Die bei seinen Entwicklungen erlangten Erkenntnisse und Verbesserungen im Herstellungsverfahren erforderten räumliche Ausweitungen der Produktionsanlagen. Ein Jahr später, 1846, zog er an die Rotebühlstraße im Stuttgarter Westen um. In den 1850er und 1860er Jahren erfolgten Erweiterungen und Neubauten am neuen Standort.[1] Auch in den Folgejahren wurde das Werk immer wieder vergrößert. 1872 kaufte das Unternehmen noch das Gelände der ehemaligen Korsett-Fabrik D'Ambly auf der gegenüberliegenden Seite der Rotebühlstraße hinzu.

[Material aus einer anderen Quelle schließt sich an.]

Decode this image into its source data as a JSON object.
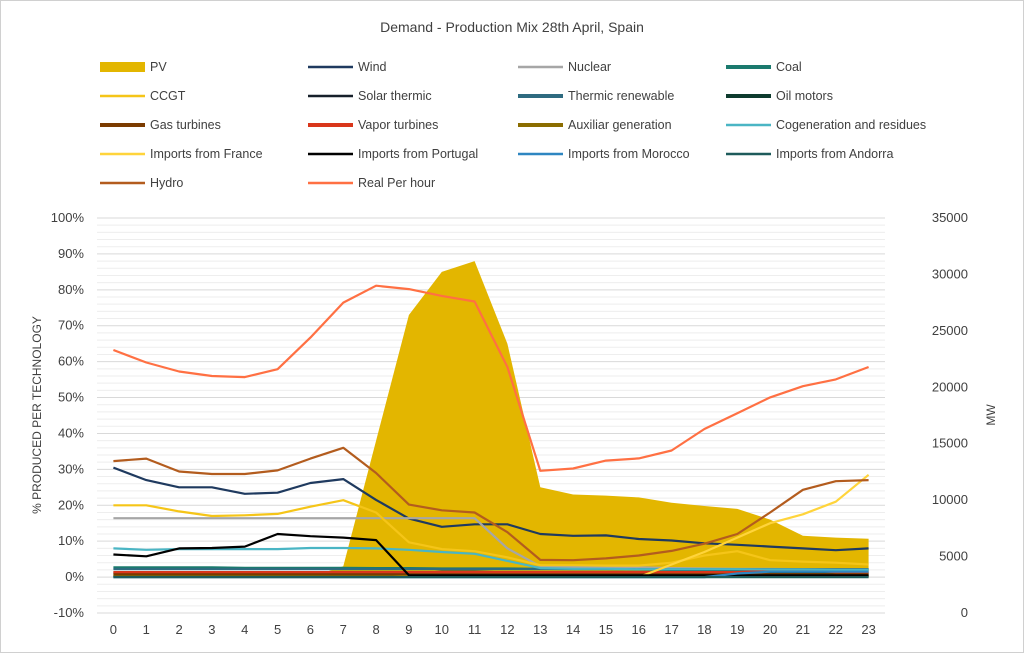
{
  "chart_data": {
    "type": "line",
    "title": "Demand - Production Mix 28th April, Spain",
    "xlabel": "",
    "ylabel": "% PRODUCED PER TECHNOLOGY",
    "y2label": "MW",
    "categories": [
      "0",
      "1",
      "2",
      "3",
      "4",
      "5",
      "6",
      "7",
      "8",
      "9",
      "10",
      "11",
      "12",
      "13",
      "14",
      "15",
      "16",
      "17",
      "18",
      "19",
      "20",
      "21",
      "22",
      "23"
    ],
    "ylim": [
      -10,
      100
    ],
    "y_ticks": [
      "-10%",
      "0%",
      "10%",
      "20%",
      "30%",
      "40%",
      "50%",
      "60%",
      "70%",
      "80%",
      "90%",
      "100%"
    ],
    "y2lim": [
      0,
      35000
    ],
    "y2_ticks": [
      "0",
      "5000",
      "10000",
      "15000",
      "20000",
      "25000",
      "30000",
      "35000"
    ],
    "grid": true,
    "legend_position": "top",
    "series": [
      {
        "name": "PV",
        "kind": "area",
        "axis": "left",
        "color": "#e3b600",
        "values": [
          0,
          0,
          0,
          0,
          0,
          0,
          0,
          3,
          38,
          73,
          85,
          88,
          65,
          25,
          23,
          22.7,
          22.2,
          20.7,
          19.8,
          19,
          16,
          11.5,
          11,
          10.7
        ]
      },
      {
        "name": "Wind",
        "kind": "line",
        "axis": "left",
        "color": "#1f3a5f",
        "values": [
          30.5,
          27,
          25,
          25,
          23.2,
          23.5,
          26.2,
          27.3,
          21.5,
          16.3,
          14,
          14.7,
          14.7,
          12,
          11.5,
          11.6,
          10.6,
          10.2,
          9.4,
          9,
          8.5,
          8,
          7.5,
          8
        ]
      },
      {
        "name": "Nuclear",
        "kind": "line",
        "axis": "left",
        "color": "#a6a6a6",
        "values": [
          16.4,
          16.4,
          16.4,
          16.4,
          16.4,
          16.4,
          16.4,
          16.4,
          16.4,
          16.4,
          16.4,
          16.4,
          8,
          3,
          2.8,
          2.8,
          2.7,
          2.5,
          2.4,
          2.3,
          2.3,
          2.2,
          2.2,
          2.2
        ]
      },
      {
        "name": "Coal",
        "kind": "line",
        "axis": "left",
        "color": "#1b7a6e",
        "values": [
          2.7,
          2.7,
          2.7,
          2.7,
          2.6,
          2.6,
          2.6,
          2.6,
          2.5,
          2.5,
          2.4,
          2.4,
          2.4,
          2.3,
          2.2,
          2.2,
          2.1,
          2,
          2,
          2,
          2,
          2,
          2,
          2
        ]
      },
      {
        "name": "CCGT",
        "kind": "line",
        "axis": "left",
        "color": "#f5c518",
        "values": [
          20,
          20,
          18.3,
          17,
          17.2,
          17.6,
          19.6,
          21.4,
          18,
          9.7,
          7.8,
          7.2,
          5.5,
          3.3,
          3.3,
          3.2,
          3.2,
          4,
          6,
          7.2,
          4.7,
          4.3,
          4,
          3.5
        ]
      },
      {
        "name": "Solar thermic",
        "kind": "line",
        "axis": "left",
        "color": "#17202a",
        "values": [
          0.3,
          0.3,
          0.3,
          0.3,
          0.3,
          0.3,
          0.3,
          0.3,
          0.5,
          1,
          1.5,
          1.5,
          1.3,
          1,
          0.8,
          0.7,
          0.6,
          0.5,
          0.5,
          0.4,
          0.4,
          0.3,
          0.3,
          0.3
        ]
      },
      {
        "name": "Thermic renewable",
        "kind": "line",
        "axis": "left",
        "color": "#2e6b80",
        "values": [
          2.2,
          2.2,
          2.2,
          2.2,
          2.2,
          2.2,
          2.2,
          2.2,
          2.2,
          2.2,
          2.2,
          2.2,
          2.2,
          2.2,
          2.2,
          2.2,
          2.2,
          2.2,
          2.2,
          2.2,
          2.2,
          2.2,
          2.2,
          2.2
        ]
      },
      {
        "name": "Oil motors",
        "kind": "line",
        "axis": "left",
        "color": "#0e3b2e",
        "values": [
          1.2,
          1.2,
          1.2,
          1.2,
          1.2,
          1.2,
          1.2,
          1.2,
          1.2,
          1.2,
          1.2,
          1.2,
          1.2,
          1.2,
          1.2,
          1.2,
          1.2,
          1.2,
          1.2,
          1.2,
          1.2,
          1.2,
          1.2,
          1.2
        ]
      },
      {
        "name": "Gas turbines",
        "kind": "line",
        "axis": "left",
        "color": "#7b3b00",
        "values": [
          0.8,
          0.8,
          0.8,
          0.8,
          0.8,
          0.8,
          0.8,
          0.8,
          0.8,
          0.8,
          0.8,
          0.8,
          0.8,
          0.8,
          0.8,
          0.8,
          0.8,
          0.8,
          0.8,
          0.8,
          0.8,
          0.8,
          0.8,
          0.8
        ]
      },
      {
        "name": "Vapor turbines",
        "kind": "line",
        "axis": "left",
        "color": "#d9361b",
        "values": [
          1.4,
          1.4,
          1.4,
          1.4,
          1.4,
          1.4,
          1.4,
          1.4,
          1.4,
          1.4,
          1.4,
          1.4,
          1.4,
          1.4,
          1.4,
          1.4,
          1.4,
          1.4,
          1.4,
          1.4,
          1.8,
          2,
          1.4,
          1.4
        ]
      },
      {
        "name": "Auxiliar generation",
        "kind": "line",
        "axis": "left",
        "color": "#8b6d00",
        "values": [
          0.2,
          0.2,
          0.2,
          0.2,
          0.2,
          0.2,
          0.2,
          0.2,
          0.2,
          0.2,
          0.2,
          0.2,
          0.2,
          0.2,
          0.2,
          0.2,
          0.2,
          0.2,
          0.2,
          0.2,
          0.2,
          0.2,
          0.2,
          0.2
        ]
      },
      {
        "name": "Cogeneration and residues",
        "kind": "line",
        "axis": "left",
        "color": "#4ab5c4",
        "values": [
          8,
          7.6,
          7.8,
          7.8,
          7.8,
          7.8,
          8.1,
          8.1,
          8,
          7.6,
          7,
          6.5,
          4.5,
          2.5,
          2.3,
          2.3,
          2.2,
          2.2,
          2.2,
          2.2,
          2.1,
          2.1,
          2,
          2
        ]
      },
      {
        "name": "Imports from France",
        "kind": "line",
        "axis": "left",
        "color": "#ffd43b",
        "values": [
          null,
          null,
          null,
          null,
          null,
          null,
          null,
          null,
          null,
          null,
          null,
          null,
          null,
          null,
          null,
          null,
          0,
          3.5,
          7,
          11,
          15,
          17.5,
          21,
          28.5
        ]
      },
      {
        "name": "Imports from Portugal",
        "kind": "line",
        "axis": "left",
        "color": "#000000",
        "values": [
          6.3,
          5.8,
          8,
          8.1,
          8.5,
          12,
          11.4,
          11,
          10.3,
          0.5,
          0.5,
          0.5,
          0.5,
          0.5,
          0.5,
          0.5,
          0.5,
          0.5,
          0.5,
          0.5,
          0.5,
          0.5,
          0.5,
          0.5
        ]
      },
      {
        "name": "Imports from Morocco",
        "kind": "line",
        "axis": "left",
        "color": "#2e86c1",
        "values": [
          0,
          0,
          0,
          0,
          0,
          0,
          0,
          0,
          0,
          0,
          0,
          0,
          0,
          0,
          0,
          0,
          0,
          0,
          0,
          1,
          1.5,
          1.5,
          1.5,
          1.5
        ]
      },
      {
        "name": "Imports from Andorra",
        "kind": "line",
        "axis": "left",
        "color": "#1e5b5b",
        "values": [
          0,
          0,
          0,
          0,
          0,
          0,
          0,
          0,
          0,
          0,
          0,
          0,
          0,
          0,
          0,
          0,
          0,
          0,
          0,
          0,
          0,
          0,
          0,
          0
        ]
      },
      {
        "name": "Hydro",
        "kind": "line",
        "axis": "left",
        "color": "#b35c1e",
        "values": [
          32.3,
          33,
          29.4,
          28.7,
          28.7,
          29.7,
          33,
          36,
          29,
          20.2,
          18.6,
          18,
          12.5,
          4.8,
          4.7,
          5.2,
          6,
          7.3,
          9.3,
          12,
          18,
          24.3,
          26.7,
          27
        ]
      },
      {
        "name": "Real Per hour",
        "kind": "line",
        "axis": "right",
        "color": "#ff7043",
        "values": [
          23300,
          22200,
          21400,
          21000,
          20900,
          21600,
          24400,
          27500,
          29000,
          28700,
          28100,
          27600,
          21800,
          12600,
          12800,
          13500,
          13700,
          14400,
          16300,
          17700,
          19100,
          20100,
          20700,
          21800
        ]
      }
    ]
  }
}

Große Konkurrenz erwuchs dem Unternehmen schließlich durch die chemische Fabrik von Gustav Siegle. Im Jahr 1873 fusionierte Knosp daher mit Siegles Unternehmen G. Siegle & Co. und der von Friedrich Engelhorn gegründeten Badischen Anilin- und Sodafabrik (BASF). Die BASF genoss mit ihrem Standort Ludwigshafen am Rhein unübersehbare strategische Vorteile, weshalb das vereinigte Unternehmen unter der FirmaBadische Anilin- und Sodafabriken, Ludwigshafen a. Rh. und Stuttgart seine Produktion auf Ludwigshafen konzentrierte. Das Knosp-Fabrikgelände in Stuttgart wurde zunächst an eine Möbelfabrik verpachtet und wich später einem neobarocken Bau der Architekten Ludwig Eisenlohr und Carl Weigle. Bis zu seinem Tod 1897 war Knosp Aufsichtsratsvorsitzender der BASF.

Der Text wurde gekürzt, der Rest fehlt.